Why did New College’s president choose Gilley? Public records shared by the nonprofit American Oversight might offer a clue. In April 2023, Corcoran received an email bringing Gilley to his attention from Bob Allen, a 1978 New College graduate and former board member who has previously taken credit for bringing DeSantis’s attention to the institution. “Has anyone mentioned Bruce Gilley, MA Oxford, PhD Princeton, teaches at Portland State to you, as a potential prof?” Allen asked Corcoran.

Corcoran responded, the same day, “Haven’t heard about Bruce Gilley.”

Allen told Inside Higher Ed that he doesn’t recall how many times he suggested hiring Gilley or whether it was just once. He said he also reached out to Gilley himself about coming to New College.

“I believe in having a place for people who challenge conventional wisdom, as long as they’re smart and they’re well-founded,” Allen said. “And the critiques that I read of Gilley seemed superficial and ideological. It’s not necessarily evil to have an opinion that is countercultural.”
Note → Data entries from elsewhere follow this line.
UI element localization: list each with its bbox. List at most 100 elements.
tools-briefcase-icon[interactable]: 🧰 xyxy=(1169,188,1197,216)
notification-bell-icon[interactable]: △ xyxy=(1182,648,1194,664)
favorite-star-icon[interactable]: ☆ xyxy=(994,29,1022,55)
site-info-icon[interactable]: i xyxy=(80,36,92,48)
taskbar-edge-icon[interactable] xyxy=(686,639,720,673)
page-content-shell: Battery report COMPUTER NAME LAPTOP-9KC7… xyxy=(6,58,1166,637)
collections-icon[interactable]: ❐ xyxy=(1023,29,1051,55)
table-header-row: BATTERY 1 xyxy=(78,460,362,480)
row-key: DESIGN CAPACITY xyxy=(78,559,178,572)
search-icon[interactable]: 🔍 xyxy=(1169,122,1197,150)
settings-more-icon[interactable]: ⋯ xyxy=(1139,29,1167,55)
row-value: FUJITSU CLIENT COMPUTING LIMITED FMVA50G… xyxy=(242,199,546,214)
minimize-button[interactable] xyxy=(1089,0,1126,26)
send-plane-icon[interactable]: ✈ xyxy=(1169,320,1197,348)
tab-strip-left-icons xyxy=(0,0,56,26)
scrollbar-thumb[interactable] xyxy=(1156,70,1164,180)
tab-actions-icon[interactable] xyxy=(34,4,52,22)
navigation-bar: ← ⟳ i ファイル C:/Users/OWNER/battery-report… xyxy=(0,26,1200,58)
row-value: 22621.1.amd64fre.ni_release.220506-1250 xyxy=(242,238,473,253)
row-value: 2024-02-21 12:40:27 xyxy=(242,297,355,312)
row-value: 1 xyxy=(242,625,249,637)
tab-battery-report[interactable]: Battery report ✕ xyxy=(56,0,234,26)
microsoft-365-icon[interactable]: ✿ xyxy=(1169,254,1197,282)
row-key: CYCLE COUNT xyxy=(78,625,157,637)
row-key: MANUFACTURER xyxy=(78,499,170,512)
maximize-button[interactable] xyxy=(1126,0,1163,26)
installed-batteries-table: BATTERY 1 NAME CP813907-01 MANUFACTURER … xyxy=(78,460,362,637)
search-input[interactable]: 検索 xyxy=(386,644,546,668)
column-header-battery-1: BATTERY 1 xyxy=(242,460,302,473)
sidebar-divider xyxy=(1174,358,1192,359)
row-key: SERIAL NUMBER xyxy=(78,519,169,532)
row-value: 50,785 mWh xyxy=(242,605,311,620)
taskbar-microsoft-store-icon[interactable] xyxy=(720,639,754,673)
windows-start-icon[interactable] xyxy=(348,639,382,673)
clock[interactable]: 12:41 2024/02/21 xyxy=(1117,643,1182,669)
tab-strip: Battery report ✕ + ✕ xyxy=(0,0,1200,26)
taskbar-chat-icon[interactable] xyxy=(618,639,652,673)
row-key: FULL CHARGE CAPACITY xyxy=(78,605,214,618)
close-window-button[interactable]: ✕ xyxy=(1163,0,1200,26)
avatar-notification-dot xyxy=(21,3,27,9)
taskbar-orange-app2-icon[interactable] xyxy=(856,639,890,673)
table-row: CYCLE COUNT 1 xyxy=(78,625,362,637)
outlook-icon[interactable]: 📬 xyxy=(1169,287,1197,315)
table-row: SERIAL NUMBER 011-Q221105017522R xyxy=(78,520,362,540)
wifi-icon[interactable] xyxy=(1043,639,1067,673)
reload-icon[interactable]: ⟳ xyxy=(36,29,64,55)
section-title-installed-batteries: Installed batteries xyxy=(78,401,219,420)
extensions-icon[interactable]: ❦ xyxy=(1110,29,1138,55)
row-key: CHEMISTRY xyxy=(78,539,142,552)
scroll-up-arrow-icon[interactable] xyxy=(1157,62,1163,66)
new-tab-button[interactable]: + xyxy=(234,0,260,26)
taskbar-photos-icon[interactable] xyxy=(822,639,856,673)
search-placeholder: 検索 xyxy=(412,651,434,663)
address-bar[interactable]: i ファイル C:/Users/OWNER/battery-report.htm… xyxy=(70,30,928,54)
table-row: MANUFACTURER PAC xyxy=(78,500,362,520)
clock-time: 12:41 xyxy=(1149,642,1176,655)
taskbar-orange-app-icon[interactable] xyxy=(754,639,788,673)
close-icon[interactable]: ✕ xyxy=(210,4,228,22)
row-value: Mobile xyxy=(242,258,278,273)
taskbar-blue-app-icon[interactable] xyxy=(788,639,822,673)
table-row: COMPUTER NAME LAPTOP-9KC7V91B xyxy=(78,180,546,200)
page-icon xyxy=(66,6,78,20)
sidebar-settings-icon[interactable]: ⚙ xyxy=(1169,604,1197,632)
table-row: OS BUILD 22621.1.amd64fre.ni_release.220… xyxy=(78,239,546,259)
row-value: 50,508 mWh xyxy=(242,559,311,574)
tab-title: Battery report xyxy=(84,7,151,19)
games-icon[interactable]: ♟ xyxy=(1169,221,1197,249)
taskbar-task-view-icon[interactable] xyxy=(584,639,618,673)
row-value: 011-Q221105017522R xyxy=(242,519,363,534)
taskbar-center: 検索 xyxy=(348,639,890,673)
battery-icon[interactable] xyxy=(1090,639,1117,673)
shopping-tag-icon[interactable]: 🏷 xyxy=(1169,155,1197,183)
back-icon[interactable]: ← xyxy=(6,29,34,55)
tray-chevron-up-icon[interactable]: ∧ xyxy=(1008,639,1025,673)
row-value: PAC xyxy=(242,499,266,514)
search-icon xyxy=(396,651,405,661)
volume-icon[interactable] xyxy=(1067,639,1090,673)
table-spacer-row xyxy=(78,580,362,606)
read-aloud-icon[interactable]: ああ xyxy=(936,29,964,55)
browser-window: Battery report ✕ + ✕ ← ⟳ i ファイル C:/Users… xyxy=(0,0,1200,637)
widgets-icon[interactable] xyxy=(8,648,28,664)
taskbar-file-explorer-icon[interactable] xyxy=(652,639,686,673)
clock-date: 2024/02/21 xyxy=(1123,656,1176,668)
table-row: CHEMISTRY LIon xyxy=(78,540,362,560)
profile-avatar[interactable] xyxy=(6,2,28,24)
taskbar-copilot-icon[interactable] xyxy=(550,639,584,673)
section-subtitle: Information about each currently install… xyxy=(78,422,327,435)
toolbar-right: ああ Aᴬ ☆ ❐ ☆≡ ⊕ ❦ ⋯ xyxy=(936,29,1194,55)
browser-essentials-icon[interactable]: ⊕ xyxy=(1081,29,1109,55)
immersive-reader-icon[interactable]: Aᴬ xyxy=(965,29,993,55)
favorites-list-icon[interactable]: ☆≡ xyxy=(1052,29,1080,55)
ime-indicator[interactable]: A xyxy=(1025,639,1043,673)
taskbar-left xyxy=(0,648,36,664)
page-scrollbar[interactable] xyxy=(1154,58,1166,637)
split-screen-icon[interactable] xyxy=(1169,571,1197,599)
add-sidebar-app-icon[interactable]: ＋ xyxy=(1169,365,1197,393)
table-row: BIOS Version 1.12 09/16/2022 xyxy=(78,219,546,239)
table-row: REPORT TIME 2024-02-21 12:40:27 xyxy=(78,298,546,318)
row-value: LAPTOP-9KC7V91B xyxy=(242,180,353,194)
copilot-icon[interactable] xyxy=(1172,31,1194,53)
Gilley, when asked how he came to work at New College, told Inside Higher Ed he’d been a member of the National Association of Scholars for seven years and recently was a board member for that group. While on that board, he said, he’d been speaking with people at New College.

He said New College official Nathan Allen (no relation to Bob Allen) may have reached out to him first about having a debate at New College about colonialism, and, “as I recall, they couldn’t find anyone to debate me.” There was also discussion of having a National Association of Scholars event on campus, he said, and then talk of his upcoming sabbatical arose, and either Nathan Allen or the president’s office suggested the Presidential Scholar role.

March wrote to Inside Higher Ed that “the opportunity to have Dr. Gilley, one of the foremost scholars in his field, join New College during his sabbatical is a significant asset for our students and college. The question of whether this hire is in response to or despite the controversy surrounding ‘The Case for Colonialism’ is unfounded. Dr. Gilley’s qualifications speak for themselves.”

However the appointment came about, Gilley appears thrilled to be part of the New College project. In his American Conservative essay on his hiring, Gilley called what’s happening at New College a “Reconquista,” using a term for Christian kingdoms’ historical reconquest of the Iberian Peninsula from Muslims.

“New College is the first Reconquista of a publicly-funded venue,” he wrote. “Since virtually every college and university in other Western countries is what we would call ‘public,’ this has broader significance. Taking back power from the academic mullahs who have turned higher education in the West into little more than a madrassa system of leftist thought depends on storming the public institutions, not fleeing from them. My shield is raised and my visor is lowered.”